[PATCH v3] security: Expand task_setscheduler LSM hook to include CPU affinity mask

Aaron Tomlin atomlin at atomlin.com
Mon Jun 15 15:22:08 UTC 2026


On Wed, May 27, 2026 at 09:19:11PM -0400, Aaron Tomlin wrote:
> On Wed, May 27, 2026 at 09:58:58PM +0200, Peter Zijlstra wrote:
> > On Wed, May 27, 2026 at 01:41:52PM -0400, Aaron Tomlin wrote:
> > 
> > > > > The actual use case here is multi-tenant workload isolation and visibility.
> > > > > Passing the evaluated cpumask to the BPF LSM allows operators to write a
> > > > > simple eBPF program to detect spatial boundary overlaps (e.g., logging an
> > > > > event if a requested mask intersects with platform-reserved cores).
> > 
> > Why isn't cgroups good enough to enforce this? If you create a cgroup
> > hierarchy per tenant, and constrain them using the cpuset controller,
> > they should not be able to escape, rendering this event impossible.
> 
> Hi Peter,
> 
> You raise a very fair point. The cpuset cgroup controller is indeed the
> kernel's primary vehicle for spatial enforcement, and under normal
> circumstances, it successfully prevents a tenant from escaping their
> designated cores.
> 
> The cpuset controller does govern resource limits, but does not audit
> intent. When __sched_setaffinity() is invoked, the kernel compares the
> requested in_mask against the task's allowed cpuset. If there is only a
> partial intersection, the kernel silently truncates the requested mask to
> fit the cpuset, without raising any alarm.
> 
> The BPF LSM hook, conversely, receives the raw, untruncated in_mask,
> affording operators the visibility to detect, audit, and even reject these
> violations of intent before the kernel silently sanitises the input.
> 
> This patch does not seek to replace the cpuset controller, but rather to
> complement it by providing auditing capabilities.
> 
> > > We are not creating a bespoke BPF hook here; rather, we are rectifying a
> > > historical blind spot within the API. The existing LSM hook is invoked
> > > during sched_setaffinity(), yet it presently receives only the task_struct
> > > pointer. Consequently, the security module is essentially asked, "Should
> > > Process A be permitted to alter Process B's affinity?" without being
> > > informed of the proposed affinity itself. Providing in_mask simply
> > > furnishes the existing hook with the requisite payload to make an informed
> > > decision.
> > 
> > It occurs to me that this same argument would require to also pass in
> > the new sched_attr, no? That way the LSM can inspect the new policy
> > before it becomes effective.
> 
> I agree, the underlying logic does indeed extend perfectly to sched_attr.
> 
> Presently, the LSM is equally oblivious as to whether a process is
> requesting a benign transition to SCHED_BATCH, or attempting to escalate
> its privileges by requesting a real-time policy such as SCHED_FIFO with
> maximum priority. Just as with the CPU mask, providing the sched_attr
> payload would rectify this parallel blind spot, allowing BPF policies to
> inspect and mediate scheduling attributes before they become effective.
> 
> If you are amenable, I should be more than happy to expand the scope of the
> forthcoming patch to include this. Alternatively, we could address the
> sched_attr expansion in a separate, subsequent patch. Personally, I would
> favour the latter approach, but please do let me know your preference.
> 
> I very much look forward to hearing Paul's thoughts on whether this aligns
> with the broader LSM vision.

Hi Paul,

I am writing to politely follow up on the discussion above regarding the
proposed enhancement to the sched_setaffinity LSM hook.

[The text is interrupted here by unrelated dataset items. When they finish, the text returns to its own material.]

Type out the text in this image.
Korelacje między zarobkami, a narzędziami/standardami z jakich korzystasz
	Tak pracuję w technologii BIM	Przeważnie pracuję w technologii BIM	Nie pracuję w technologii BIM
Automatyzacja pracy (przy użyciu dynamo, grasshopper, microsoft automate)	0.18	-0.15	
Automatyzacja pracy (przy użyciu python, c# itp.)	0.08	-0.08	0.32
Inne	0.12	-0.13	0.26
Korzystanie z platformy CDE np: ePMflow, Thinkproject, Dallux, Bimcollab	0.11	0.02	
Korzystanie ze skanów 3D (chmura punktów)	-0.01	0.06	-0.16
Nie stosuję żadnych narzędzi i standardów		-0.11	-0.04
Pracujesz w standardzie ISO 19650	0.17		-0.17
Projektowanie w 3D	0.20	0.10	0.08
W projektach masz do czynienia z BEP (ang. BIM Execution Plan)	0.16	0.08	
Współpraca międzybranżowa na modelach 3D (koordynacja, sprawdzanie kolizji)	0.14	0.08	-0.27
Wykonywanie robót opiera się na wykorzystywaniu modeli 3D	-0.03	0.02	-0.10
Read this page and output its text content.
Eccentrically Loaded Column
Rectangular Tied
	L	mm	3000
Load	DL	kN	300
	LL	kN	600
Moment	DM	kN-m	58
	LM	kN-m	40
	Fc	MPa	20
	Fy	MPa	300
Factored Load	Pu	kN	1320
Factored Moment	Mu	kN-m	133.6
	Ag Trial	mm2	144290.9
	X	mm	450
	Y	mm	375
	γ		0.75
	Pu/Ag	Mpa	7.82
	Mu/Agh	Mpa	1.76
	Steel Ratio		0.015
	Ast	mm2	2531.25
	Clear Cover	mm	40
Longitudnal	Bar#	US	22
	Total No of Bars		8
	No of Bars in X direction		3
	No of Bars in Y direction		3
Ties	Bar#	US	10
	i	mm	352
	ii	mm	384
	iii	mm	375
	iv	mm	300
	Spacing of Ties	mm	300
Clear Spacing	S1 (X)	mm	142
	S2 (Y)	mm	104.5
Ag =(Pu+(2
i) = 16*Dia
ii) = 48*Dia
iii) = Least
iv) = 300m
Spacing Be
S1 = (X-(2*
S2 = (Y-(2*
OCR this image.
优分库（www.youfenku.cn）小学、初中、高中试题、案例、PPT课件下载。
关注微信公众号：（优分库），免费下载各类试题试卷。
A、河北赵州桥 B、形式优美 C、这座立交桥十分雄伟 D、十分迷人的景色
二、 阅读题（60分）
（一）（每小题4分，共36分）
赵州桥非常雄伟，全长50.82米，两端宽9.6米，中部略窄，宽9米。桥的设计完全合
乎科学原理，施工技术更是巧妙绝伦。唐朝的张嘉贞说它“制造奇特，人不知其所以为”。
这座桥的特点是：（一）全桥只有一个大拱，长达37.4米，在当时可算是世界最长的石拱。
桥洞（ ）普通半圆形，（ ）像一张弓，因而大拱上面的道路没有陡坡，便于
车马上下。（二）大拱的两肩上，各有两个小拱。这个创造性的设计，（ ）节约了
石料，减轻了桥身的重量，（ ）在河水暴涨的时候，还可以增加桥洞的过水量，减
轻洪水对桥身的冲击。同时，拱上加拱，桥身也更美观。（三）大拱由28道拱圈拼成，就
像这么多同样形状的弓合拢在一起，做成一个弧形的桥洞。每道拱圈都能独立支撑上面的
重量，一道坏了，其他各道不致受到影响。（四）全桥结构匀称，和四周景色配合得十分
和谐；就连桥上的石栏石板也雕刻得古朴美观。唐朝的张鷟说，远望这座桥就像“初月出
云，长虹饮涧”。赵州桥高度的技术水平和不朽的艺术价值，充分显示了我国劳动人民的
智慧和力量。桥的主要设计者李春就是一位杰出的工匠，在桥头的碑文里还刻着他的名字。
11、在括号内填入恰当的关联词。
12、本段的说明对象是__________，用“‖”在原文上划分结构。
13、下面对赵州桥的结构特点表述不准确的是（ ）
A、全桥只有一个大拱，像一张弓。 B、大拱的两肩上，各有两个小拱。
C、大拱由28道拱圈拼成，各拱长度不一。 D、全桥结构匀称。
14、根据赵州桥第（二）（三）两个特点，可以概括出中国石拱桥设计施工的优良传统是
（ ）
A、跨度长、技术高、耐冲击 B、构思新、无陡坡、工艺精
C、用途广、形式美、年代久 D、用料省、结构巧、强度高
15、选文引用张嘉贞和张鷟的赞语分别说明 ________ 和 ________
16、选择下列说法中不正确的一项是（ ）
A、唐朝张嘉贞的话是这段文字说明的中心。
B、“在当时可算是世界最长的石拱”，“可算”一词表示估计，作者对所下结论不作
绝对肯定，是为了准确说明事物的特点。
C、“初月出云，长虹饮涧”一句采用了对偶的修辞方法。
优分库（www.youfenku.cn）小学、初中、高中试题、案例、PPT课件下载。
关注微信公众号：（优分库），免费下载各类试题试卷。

As you will see from the thread, Peter Zijlstra and I have discussed the
architectural justification for this change. While the cpuset cgroup
controller effectively handles spatial enforcement, it silently truncates
requested affinity masks. Passing the raw in_mask to the LSM hook enables
security modules (such as the BPF LSM) to audit and mediate the actual
intent of the request before the kernel sanitises the input, a capability
that cgroups inherently lack.

Furthermore, Peter rightly observed that this reasoning extends naturally
to sched_attr. Presently, the LSM cannot inspect whether a process is
requesting a benign scheduling policy or attempting to escalate to a
real-time priority. I am entirely amenable to addressing this parallel
blind spot, preferably in a subsequent patch.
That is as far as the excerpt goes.